Patching up
Brad successfully kicked a long-time cigarette smoking habit in June of 1990. As with most everyone who quits smoking, he was looking forward to improved health in return for his hard won victory. Instead, just five weeks later, he was diagnosed with multiple sclerosis.
Right from the beginning, Brad had a hunch that the sudden appearance of the MS symptoms was somehow connected to his break with cigarettes. But when he opened the subject with his doctor and other healthcare professionals, his hunch was always dismissed as illogical. I mean, how could there be ANY downside with kicking the habit, right?
Then in 1998, Brad picked up a copy of the Wall Street Journal and read an article about R.J. Reynolds Tobacco Company scientists who were studying the effects of nicotine on central nervous system (CNS) diseases such as Parkinson’s disease, Alzheimer’s disease, and MS.
Seems they wouldn’t have thought Brad’s hunch was so illogical.
When Brad read the Wall Street Journal article in ’98, he didn’t need to consult any doctors or researchers. He began using an over-the-counter nicotine patch immediately. The patch helped improve the mobility in his hands and upper body, but after a couple of years became less effective and he stopped using it. He now feels strongly that if he had started using the patch when he was first diagnosed, he would have been able to have more control over the symptoms. But he doubts that the infusion of nicotine could have helped to significantly change the course of the disease.
Nicotine therapy. Those are two words I never expected to see side by side. But there are a number of research projects currently underway that, if successful, could one day bring nicotine into the mainstream as a therapy to help control various CNS disease symptoms.
I’ve noticed, however, that MS is mentioned in discussions of nicotine therapy infrequently. References to Parkinson’s disease, Alzheimer’s disease, Tourette’s syndrome, attention-deficit hyperactivity disorder, and depression are the most common health issues likely to be successfully treated with nicotine. Brad believes that the complexity of MS may be the reason it’s often left off that list. With Parkinson’s disease, for instance, researchers have a clearer idea about the mechanism of the disease – where it originates in the brain, and how it responds to treatments. Comparatively, MS is an enigma – far more difficult to understand and treat.
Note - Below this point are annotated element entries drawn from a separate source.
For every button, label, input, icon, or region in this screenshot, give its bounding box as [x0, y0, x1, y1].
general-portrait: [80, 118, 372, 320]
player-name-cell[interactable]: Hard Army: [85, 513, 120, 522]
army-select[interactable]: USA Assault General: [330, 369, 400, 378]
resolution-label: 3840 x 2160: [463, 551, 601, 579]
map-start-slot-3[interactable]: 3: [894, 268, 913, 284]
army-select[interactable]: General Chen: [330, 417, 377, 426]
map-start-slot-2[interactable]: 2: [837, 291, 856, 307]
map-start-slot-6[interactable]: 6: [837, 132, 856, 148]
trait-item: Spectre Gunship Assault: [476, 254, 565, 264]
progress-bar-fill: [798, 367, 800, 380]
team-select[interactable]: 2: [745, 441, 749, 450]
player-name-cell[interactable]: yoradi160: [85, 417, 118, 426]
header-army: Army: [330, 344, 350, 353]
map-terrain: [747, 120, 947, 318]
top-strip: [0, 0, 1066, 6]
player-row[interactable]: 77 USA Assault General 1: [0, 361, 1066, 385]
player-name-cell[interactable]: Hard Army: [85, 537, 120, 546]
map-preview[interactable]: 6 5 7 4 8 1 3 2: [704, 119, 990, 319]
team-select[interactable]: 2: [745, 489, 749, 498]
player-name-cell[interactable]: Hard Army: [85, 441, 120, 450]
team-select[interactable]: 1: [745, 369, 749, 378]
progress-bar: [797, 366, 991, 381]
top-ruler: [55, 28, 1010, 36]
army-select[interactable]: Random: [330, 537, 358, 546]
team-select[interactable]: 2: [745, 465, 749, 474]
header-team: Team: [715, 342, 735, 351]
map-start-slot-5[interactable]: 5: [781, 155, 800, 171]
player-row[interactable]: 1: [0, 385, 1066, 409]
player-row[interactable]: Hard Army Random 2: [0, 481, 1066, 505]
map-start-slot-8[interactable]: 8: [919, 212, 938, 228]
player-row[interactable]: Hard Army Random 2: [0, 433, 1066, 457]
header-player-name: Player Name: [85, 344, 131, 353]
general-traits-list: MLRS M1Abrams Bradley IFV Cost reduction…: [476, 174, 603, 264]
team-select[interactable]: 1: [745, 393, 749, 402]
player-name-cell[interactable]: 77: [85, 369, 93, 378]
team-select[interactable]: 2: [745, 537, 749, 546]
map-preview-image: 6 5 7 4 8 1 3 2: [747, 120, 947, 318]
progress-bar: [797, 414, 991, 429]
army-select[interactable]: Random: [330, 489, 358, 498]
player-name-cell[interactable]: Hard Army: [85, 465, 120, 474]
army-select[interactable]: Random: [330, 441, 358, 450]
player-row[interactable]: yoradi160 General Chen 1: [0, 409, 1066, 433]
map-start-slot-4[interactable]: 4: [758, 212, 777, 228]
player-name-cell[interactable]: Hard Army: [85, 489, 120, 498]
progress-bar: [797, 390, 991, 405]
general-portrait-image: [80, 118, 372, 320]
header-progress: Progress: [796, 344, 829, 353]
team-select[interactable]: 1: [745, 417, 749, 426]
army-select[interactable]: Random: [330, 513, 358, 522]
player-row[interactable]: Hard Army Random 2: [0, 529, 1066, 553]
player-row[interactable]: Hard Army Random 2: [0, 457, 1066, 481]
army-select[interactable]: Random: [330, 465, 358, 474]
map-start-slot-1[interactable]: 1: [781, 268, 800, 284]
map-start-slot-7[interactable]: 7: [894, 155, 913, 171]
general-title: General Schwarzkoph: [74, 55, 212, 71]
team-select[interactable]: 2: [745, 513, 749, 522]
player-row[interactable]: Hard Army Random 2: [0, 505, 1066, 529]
So at this point, what is known about nicotine and its effect on disorders of the central nervous system?
Start with acetylcholine, a biochemical neurotransmitter that creates nerve impulses in neurons. For the nervous system and muscles to function properly, acetylcholine has to find special receptors in the neurons. One of those receptors is called a nicotinic receptor, and it responds to both acetylcholine and nicotine. When nicotine is introduced into the system, the number of nicotinic receptors increases. Alzheimer’s patients, for instance, are believed to suffer from a loss of nicotrinic receptors. This impairs nerve impulses, resulting in memory lapses and problems with other brain functions.
More than two decades ago, research at Georgetown University showed that nicotine can also protect neurons against damage and death. The problem is that nicotine affects a wide variety of neurotransmitter systems. So while it may be doing good things in some areas, it also increases blood pressure and heart rate. This is one reason why quite a bit of nicotine research is focused on the development of nicotine formulas designed to be selective in their effects on the different varieties of nicotinic receptors.
Which is much easier said than done. It’s as if researchers were electricians, sorting through tens of thousands of individual circuits, looking for the one that performs a very specific task, and then trying to enhance that single circuit without affecting any of the others. But as daunting as that research might be, it continues in earnest, because if a synthetic nicotine that targets a single type of receptor can be developed, it can also be patented. That’s why a number of major pharmaceutical companies are currently devoting huge resources toward the development of a nicotine drug.
Something tells me this will not be the last e-Alert on this topic.
If Brad had not successfully quit smoking on that June day in 1990, he would still have developed multiple sclerosis. He might have delayed the onset, but eventually it would have overcome the effect of the nicotine. Which brings us to two important points emphasized by the handful of researchers who have been studying nicotine for more than 20 years: 1) Nicotine may help treat CNS diseases, but it cannot cure them; and 2) This research should not in any way be taken as an endorsement of tobacco smoking. Without question, the negative effects of smoking far outweigh any positive effects that nicotine might have.